Anduvieron horas por la rambla de piedra. El aire fresco junto al río fue despejando las nubes. Carlos se sintió escuchado. Alguien quería mojarse en agua pasada y se encontró contando una historia, que no había merecido el oído de nadie y que no empezaba en la Catania de sus padres, ni en el conventillo, sino en el almacén, con don Gregorio y ese niño Darío que abría grandes los ojos al verlo y lo escuchaba anonadado. Cuando empezó en el almacén creyó que estaba saliendo del agujero, pero se fue agitando con su propio relato, con su mal fario, «a ver, quién carajo me va a decir a mi qué es lo que no hice bien, ¿cómo se hace para salir del agujero si naciste en él…?  Ya sé que don Gregorio no es mi viejo, pero podía haber hecho algo, en vez de dejarme tirado», y se ahogó en un grito ronco que dolía oír, mitad llanto mitad rabia, mientras pateaba una lata.

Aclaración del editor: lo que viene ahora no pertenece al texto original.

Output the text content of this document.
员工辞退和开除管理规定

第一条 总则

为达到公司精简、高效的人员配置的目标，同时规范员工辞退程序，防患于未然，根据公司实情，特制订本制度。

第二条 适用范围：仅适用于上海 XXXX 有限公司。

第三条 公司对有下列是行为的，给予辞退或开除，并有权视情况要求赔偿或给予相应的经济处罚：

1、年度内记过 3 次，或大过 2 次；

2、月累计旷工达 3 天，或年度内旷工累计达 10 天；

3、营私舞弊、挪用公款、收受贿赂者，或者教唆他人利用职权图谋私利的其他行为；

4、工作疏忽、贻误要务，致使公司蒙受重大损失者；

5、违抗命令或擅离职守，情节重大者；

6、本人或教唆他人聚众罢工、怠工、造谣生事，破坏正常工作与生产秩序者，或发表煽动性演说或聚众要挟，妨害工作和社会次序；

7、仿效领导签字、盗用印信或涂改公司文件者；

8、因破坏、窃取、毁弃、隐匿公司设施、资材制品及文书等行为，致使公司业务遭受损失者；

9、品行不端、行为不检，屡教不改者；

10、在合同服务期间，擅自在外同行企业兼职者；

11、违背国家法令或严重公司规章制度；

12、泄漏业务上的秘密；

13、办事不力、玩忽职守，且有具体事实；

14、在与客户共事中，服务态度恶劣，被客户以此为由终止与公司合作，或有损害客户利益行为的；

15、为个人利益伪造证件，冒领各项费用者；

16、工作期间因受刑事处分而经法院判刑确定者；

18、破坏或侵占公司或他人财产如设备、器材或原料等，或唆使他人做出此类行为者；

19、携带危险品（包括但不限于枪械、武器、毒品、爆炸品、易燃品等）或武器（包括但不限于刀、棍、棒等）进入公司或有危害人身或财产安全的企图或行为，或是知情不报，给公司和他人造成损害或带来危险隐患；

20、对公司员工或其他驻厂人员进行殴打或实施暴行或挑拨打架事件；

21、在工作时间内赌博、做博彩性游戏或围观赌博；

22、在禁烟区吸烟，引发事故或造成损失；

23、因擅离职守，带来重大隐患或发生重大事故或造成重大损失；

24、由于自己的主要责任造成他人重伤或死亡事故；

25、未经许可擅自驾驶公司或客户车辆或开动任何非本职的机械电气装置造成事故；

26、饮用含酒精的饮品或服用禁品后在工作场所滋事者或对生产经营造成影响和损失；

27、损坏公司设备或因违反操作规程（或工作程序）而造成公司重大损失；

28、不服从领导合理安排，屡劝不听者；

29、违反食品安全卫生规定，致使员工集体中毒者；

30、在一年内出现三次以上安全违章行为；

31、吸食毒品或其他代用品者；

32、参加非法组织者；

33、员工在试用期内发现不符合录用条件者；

Esa tarde acabaron en el cuartito de Violeta, al fondo de un patio cuadrado, sin plantas y sin luces, al que asomaban muchas puertas. Lo primero que vio Carlos al entrar en la minúscula habitación fue un aguamanil con pies de hierro junto a la cama sin hacer, y un armario abierto donde chillaban los colores de unos vestidos, lo único que no era pardo y desconchado en aquel tugurio. Otro conventillo.

—Vas a ver como encontrás una changa. Tené paciencia. —La Violeta de la rambla, abrigada en su cuartito se iba pareciendo cada vez menos a la que encontró en la esquina aquella noche, menos arisca, más conversadora.

El cuartito olía a kerosén, a humedad y miseria. Tenía algo de guarida, de crisálida oscura. Carlos empezó a quedarse algunas noches, se sentía bien allí y terminó trayendo sus pocos bártulos. En uno de sus raros días sobrios le prometió a Violeta que la sacaría de la calle si encontraba una changa regular, pero no la conseguía ni podría conseguirla en el estado en que se presentaba, desaliñado, arrastrando las palabras y con tufo a grappa hasta en la ropa. Violeta le soltaba unos pesos «para tus gastos» —le decía— que al principio Carlos rechazaba, pero terminó pidiéndoselos, por las buenas las primeras veces, y a golpes cuando estaba borracho, que era casi siempre. No la sacó de la calle, sino al contrario, empezó a vivir de la calle de Violeta y a montarle escenas de celos, y a pegarle por puta y arrastrada.

Volvió a ver a sus compinches de otros tiempos para ver si por allí había algo. Salió con ellos alguna noche, pero le dijeron que no volviera. Llegaba en un estado que no les servía ni de campana, flaco, arrastrando las chanclas —«es que se me hinchan las piernas», se justificaba—, amarillo, los ojos en blanco y sin fuerzas.

Solo Violeta lo visitó en el Hospital Maciel. Se sentaba junto a él, entre el olor a lejía que le picaba los ojos y las muchas camas y gemidos de aquella enorme sala, le aflojaba la bata sudada, le alcanzaba el vaso de agua si lo pedía, lo ayudaba a erguirse para beber y se quedaba mirándolo, por si despertaba y la reconocía. Una tarde, Carlos entreabrió los ojos y balbuceó el nombre de don Gregorio, que si iba a venir… Violeta no sabía dónde buscarlo. Al día siguiente encontró la cama de Carlos vacía, por la noche había terminado de irse.